The Department of Education's request for bids was scrapped when Hutchinson entered office in January 2015. The Department of Information Systems put out a new request on Feb. 9, 2015, that did not contain the regional requirement.

It took two rounds of bidding to secure a connection for almost every school district. Only two school districts didn't receive a bid from a service provider -- the Cleveland County and Woodlawn school districts -- both based in Rison, roughly 25 miles southwest of Pine Bluff.

TDS Telecommunications -- then the local Internet service provider -- did not initially bid to do the work. However, the company sold its Cleveland County operations to ARK-O, a division of SGO Broadband based in Seneca, Mo. The department was able to work with the new owners and Windstream, which maintains a hub for other school connections in Fordyce.

In an interview, Hutchinson said he had to persuade the Federal Communications Commission not to pull the plug on federal E-Rate funding.

"We had shifted direction a couple times in Arkansas," he said. "They were concerned that we were not spending the money wisely -- wasting money -- and we didn't have a good plan to get it done.
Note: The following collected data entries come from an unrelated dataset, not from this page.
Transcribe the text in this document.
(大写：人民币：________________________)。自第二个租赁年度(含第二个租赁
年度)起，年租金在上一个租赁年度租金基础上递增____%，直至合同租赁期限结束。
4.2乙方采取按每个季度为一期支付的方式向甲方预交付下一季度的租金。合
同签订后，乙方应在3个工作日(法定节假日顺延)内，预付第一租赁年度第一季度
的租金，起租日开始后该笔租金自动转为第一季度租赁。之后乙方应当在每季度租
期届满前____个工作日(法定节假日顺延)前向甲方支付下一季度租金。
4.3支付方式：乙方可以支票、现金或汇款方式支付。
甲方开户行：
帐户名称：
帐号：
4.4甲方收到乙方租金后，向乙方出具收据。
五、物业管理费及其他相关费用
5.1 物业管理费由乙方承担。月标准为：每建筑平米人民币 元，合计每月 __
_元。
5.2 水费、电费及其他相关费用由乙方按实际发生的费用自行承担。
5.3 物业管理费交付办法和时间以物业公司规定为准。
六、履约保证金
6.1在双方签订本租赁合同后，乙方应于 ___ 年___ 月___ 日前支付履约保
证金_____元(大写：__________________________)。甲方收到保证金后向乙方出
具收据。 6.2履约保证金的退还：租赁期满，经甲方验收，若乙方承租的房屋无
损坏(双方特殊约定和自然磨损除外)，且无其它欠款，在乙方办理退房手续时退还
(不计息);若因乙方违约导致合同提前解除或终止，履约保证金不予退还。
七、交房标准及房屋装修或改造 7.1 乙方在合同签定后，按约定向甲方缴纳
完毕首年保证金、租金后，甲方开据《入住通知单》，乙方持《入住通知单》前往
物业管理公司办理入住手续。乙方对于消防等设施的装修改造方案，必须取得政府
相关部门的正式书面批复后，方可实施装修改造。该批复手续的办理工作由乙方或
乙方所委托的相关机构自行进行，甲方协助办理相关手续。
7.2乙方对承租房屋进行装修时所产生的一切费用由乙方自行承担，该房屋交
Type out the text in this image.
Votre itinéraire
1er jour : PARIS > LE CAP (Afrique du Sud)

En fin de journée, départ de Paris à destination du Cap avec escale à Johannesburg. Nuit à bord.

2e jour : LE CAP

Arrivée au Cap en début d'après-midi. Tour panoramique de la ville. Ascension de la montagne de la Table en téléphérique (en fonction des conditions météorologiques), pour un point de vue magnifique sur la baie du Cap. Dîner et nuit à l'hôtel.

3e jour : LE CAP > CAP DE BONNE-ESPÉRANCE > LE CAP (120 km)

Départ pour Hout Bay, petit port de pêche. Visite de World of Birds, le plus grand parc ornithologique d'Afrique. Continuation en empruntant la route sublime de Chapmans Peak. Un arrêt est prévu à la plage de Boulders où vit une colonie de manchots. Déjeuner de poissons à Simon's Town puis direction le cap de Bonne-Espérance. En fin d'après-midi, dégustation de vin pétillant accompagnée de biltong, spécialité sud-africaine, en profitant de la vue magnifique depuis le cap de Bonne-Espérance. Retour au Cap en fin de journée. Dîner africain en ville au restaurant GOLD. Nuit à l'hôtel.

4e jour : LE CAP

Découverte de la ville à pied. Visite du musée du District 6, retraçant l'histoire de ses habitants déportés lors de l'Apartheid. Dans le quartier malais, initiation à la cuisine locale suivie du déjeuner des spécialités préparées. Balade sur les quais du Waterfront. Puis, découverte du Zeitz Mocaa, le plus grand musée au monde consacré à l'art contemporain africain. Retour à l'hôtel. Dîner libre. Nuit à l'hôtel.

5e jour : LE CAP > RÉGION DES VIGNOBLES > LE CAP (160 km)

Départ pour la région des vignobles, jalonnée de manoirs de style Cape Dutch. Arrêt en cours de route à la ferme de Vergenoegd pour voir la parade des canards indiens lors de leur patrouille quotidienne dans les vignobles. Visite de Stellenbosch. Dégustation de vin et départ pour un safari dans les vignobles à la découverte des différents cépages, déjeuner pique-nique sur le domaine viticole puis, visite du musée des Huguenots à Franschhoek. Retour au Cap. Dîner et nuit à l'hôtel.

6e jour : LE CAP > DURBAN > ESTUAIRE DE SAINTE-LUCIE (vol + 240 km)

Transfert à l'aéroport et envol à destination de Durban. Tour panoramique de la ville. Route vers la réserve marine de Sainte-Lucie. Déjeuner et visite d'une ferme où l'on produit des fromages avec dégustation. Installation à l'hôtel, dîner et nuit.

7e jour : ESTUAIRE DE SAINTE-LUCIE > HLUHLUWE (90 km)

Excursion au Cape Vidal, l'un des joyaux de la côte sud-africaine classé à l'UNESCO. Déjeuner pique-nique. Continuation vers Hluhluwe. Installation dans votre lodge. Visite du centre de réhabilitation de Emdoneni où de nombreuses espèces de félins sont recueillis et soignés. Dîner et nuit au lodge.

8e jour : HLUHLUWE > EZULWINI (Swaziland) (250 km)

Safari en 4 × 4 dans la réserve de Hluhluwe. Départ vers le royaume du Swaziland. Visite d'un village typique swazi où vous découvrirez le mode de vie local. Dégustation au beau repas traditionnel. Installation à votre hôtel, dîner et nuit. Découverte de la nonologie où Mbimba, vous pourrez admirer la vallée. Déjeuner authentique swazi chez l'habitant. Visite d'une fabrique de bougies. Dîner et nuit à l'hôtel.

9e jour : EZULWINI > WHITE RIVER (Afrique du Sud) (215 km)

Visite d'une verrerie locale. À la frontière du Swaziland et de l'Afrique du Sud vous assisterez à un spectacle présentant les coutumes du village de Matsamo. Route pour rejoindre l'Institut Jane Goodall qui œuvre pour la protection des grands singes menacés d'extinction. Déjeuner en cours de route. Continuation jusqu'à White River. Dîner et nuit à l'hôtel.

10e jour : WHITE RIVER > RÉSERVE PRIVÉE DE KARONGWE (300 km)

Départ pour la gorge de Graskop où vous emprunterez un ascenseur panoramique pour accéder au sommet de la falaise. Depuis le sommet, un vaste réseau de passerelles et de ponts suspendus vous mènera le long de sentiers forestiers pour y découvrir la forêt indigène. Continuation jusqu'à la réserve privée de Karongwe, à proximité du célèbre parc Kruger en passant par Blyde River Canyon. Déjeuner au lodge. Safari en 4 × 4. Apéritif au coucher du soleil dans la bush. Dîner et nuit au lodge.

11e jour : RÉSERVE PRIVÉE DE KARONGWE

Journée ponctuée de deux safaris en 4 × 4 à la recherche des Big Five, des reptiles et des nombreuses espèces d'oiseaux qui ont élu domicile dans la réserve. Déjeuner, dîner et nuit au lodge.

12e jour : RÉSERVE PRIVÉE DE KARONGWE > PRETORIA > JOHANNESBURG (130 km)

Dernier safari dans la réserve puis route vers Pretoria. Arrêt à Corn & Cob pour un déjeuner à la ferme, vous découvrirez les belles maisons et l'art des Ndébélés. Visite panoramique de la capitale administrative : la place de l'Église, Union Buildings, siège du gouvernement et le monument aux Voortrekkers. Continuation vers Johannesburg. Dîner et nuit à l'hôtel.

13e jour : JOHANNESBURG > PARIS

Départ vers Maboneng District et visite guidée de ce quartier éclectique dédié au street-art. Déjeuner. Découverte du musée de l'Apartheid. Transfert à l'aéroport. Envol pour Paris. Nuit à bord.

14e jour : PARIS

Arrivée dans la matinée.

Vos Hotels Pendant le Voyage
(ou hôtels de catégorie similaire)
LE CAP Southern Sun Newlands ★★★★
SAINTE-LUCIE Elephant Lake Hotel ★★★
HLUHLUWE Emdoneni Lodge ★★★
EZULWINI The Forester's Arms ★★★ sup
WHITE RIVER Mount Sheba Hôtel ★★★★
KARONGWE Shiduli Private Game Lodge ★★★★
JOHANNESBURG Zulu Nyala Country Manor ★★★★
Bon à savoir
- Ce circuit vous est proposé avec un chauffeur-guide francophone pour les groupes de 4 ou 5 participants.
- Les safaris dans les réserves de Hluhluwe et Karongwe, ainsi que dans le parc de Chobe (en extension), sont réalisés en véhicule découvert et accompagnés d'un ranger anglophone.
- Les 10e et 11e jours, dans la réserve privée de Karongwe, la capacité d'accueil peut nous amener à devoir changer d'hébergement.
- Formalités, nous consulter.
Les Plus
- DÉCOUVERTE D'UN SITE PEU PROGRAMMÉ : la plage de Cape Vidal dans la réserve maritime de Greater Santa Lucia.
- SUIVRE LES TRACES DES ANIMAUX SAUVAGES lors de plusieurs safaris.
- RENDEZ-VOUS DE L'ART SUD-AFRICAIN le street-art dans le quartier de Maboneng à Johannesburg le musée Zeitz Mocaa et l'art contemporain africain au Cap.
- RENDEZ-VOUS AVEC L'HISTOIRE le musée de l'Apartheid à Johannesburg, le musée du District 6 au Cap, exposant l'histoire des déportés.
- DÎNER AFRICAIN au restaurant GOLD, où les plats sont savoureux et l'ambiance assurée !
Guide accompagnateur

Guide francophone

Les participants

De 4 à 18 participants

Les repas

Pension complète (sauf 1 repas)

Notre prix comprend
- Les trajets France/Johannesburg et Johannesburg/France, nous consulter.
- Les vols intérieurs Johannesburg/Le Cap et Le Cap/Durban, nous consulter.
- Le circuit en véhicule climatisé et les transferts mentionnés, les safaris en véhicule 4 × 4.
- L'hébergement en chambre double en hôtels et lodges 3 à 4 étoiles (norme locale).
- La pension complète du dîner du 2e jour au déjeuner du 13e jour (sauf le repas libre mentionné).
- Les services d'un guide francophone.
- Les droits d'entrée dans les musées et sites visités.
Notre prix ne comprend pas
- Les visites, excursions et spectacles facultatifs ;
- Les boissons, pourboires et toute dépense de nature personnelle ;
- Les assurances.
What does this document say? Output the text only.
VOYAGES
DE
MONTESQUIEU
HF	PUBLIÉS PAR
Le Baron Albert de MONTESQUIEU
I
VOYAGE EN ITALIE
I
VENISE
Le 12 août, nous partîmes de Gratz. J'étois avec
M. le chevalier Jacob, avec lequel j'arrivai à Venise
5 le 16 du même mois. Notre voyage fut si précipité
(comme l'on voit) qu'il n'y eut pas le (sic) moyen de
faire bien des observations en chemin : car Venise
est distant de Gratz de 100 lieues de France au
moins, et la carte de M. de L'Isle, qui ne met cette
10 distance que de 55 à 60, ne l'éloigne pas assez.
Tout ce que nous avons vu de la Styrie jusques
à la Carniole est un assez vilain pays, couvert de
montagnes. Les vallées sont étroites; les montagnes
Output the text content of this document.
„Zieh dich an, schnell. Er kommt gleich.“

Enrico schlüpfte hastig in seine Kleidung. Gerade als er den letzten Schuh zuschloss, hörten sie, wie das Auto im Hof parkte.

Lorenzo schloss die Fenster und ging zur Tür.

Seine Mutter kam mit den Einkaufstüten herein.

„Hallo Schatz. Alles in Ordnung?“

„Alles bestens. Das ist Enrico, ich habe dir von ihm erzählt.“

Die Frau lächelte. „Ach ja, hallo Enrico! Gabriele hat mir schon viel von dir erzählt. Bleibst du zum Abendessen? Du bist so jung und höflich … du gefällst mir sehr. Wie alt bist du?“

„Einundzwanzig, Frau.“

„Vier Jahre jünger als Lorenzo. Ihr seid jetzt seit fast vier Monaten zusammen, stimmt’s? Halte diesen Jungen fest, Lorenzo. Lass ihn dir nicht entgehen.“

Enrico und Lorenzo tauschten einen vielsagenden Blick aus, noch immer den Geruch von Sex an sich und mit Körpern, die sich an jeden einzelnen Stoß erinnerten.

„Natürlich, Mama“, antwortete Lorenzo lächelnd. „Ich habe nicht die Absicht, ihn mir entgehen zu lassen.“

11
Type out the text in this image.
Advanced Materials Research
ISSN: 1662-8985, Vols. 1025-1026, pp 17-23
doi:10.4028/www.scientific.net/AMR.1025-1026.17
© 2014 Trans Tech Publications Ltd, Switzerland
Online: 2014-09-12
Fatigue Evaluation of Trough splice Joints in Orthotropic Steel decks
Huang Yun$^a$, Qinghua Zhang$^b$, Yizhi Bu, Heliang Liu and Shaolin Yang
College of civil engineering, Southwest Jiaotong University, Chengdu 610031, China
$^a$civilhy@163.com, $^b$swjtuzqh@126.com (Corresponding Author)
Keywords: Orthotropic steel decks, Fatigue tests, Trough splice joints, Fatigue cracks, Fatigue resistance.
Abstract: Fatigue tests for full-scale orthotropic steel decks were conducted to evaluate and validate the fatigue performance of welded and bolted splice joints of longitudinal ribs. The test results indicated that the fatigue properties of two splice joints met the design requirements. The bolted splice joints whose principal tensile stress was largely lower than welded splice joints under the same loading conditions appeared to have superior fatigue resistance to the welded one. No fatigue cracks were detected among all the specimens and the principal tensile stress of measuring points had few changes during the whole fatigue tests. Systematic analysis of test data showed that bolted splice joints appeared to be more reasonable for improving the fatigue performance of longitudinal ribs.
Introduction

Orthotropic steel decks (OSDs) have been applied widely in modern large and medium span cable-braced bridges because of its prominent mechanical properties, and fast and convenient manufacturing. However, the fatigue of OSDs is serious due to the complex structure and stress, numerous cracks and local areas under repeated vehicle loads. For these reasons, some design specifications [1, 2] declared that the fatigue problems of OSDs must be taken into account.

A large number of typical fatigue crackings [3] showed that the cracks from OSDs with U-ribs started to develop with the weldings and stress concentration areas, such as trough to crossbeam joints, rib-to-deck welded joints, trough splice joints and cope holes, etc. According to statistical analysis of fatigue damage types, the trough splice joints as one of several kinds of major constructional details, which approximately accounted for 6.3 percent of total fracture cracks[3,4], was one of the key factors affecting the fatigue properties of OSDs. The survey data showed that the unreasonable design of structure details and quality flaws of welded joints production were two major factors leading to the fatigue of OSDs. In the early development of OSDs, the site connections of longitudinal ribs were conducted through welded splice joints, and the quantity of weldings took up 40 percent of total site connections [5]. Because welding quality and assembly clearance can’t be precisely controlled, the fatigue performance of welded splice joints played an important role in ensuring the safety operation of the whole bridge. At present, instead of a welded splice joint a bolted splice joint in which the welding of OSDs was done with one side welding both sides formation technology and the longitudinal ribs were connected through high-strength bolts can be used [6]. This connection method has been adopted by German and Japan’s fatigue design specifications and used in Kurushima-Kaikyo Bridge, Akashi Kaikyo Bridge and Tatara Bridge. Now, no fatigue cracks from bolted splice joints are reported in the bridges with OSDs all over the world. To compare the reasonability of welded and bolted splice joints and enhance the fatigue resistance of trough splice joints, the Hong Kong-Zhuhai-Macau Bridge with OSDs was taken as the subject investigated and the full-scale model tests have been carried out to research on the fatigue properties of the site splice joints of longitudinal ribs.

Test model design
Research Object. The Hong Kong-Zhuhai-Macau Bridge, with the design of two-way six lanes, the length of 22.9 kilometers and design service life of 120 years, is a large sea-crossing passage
They were frustrated with us."

Jerry Jones, chief ethics officer at Acxiom Corp. and the former chairman of Faster Arkansas -- a committee established by Beebe to study school connectivity -- said he believes that the public-network option would have been cheaper.

However, "the objective of everyone who was working on this was to obtain high-speed broadband access for the benefit of every public school student and teacher in Arkansas. That was achieved. And we're very, very pleased with that," he said.

"It was an initiative of Gov. Beebe to get it started with Faster Arkansas. I was very pleased that Gov. Hutchinson picked up the issue and drove it to completion."

Of the public network, Marwell of EducationSuperHighway said he believes that it would have been more expensive than contracting with private telecommunications providers.

Hutchinson, who noted he went to a rural school, paused when asked how having access to broadband would have affected his education.

"I'm not sure that's even explicable," he said.

"Technology has not changed education in the sense of education is a teacher with knowledge imparting information to students. That concept is always the same. But you've got to adjust to the new tools and the way kids learn today, and kids learn through technology. They learn every day. Education is continuous. It doesn't stop in the classroom. They go home, and they continue to look at the Internet."